Anyway. Give me money.
I recently participated in my first music workshop which solely focussed on mandolin (an occurence that is really hard to come by here in Germany). My experience resembled your initial remarks about the choir: I wish people would have been a bit looser, take their eyes off the notes and tabulature. The music we created still sounded great, but my approach to learning that instrument was always to learn tunes by ear, to play along to Irish music (those mandolin heavy first bunch of Tossers albums), the occasional Bluegrass tune and of course The Dreadnoughts.
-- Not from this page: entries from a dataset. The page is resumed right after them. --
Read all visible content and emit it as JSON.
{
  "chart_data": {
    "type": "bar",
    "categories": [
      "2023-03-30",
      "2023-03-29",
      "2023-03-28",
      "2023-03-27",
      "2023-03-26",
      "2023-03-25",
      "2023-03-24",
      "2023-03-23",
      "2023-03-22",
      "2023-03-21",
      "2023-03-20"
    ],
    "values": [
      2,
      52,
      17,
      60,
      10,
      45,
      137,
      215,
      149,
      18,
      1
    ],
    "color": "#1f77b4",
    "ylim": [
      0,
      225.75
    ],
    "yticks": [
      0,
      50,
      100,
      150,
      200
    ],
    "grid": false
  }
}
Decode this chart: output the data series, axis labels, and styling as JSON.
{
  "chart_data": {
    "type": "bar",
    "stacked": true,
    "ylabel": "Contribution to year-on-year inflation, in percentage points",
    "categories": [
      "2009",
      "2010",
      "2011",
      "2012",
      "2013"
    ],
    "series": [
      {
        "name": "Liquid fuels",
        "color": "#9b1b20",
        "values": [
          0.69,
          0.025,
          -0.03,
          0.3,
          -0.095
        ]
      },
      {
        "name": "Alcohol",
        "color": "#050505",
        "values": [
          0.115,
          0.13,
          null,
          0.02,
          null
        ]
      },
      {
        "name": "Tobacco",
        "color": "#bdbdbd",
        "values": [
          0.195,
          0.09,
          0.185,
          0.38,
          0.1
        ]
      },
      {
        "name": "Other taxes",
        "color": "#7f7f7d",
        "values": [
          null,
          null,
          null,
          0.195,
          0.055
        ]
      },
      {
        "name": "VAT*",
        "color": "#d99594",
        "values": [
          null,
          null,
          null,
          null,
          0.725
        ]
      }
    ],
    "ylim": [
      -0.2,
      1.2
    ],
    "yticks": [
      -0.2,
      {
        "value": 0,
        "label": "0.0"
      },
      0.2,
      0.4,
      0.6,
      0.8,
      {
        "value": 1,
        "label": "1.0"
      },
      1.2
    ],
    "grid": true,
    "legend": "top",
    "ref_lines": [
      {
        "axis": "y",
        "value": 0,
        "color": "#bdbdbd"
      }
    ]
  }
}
I'm definately not saying that this approach is better - clearly not, as I lack the skill of being able to just look at a sheet and go - but I feel it gives you more room to enjoy your fellow musicians, helps to really listen how you blend in, instead of just being focussed on playing by the book.
Hehehe, awesome. I‘m currently working on a bachelor thesis which has to do with using music to help with language skills and that magic you mention has occurred to me a few times as I go through the literature. Music is truly an amazing thing…when you‘re not bogged down in trying to get an Album off the ground, I guess. That being said, I hope your next tour takes through Switzerland once again!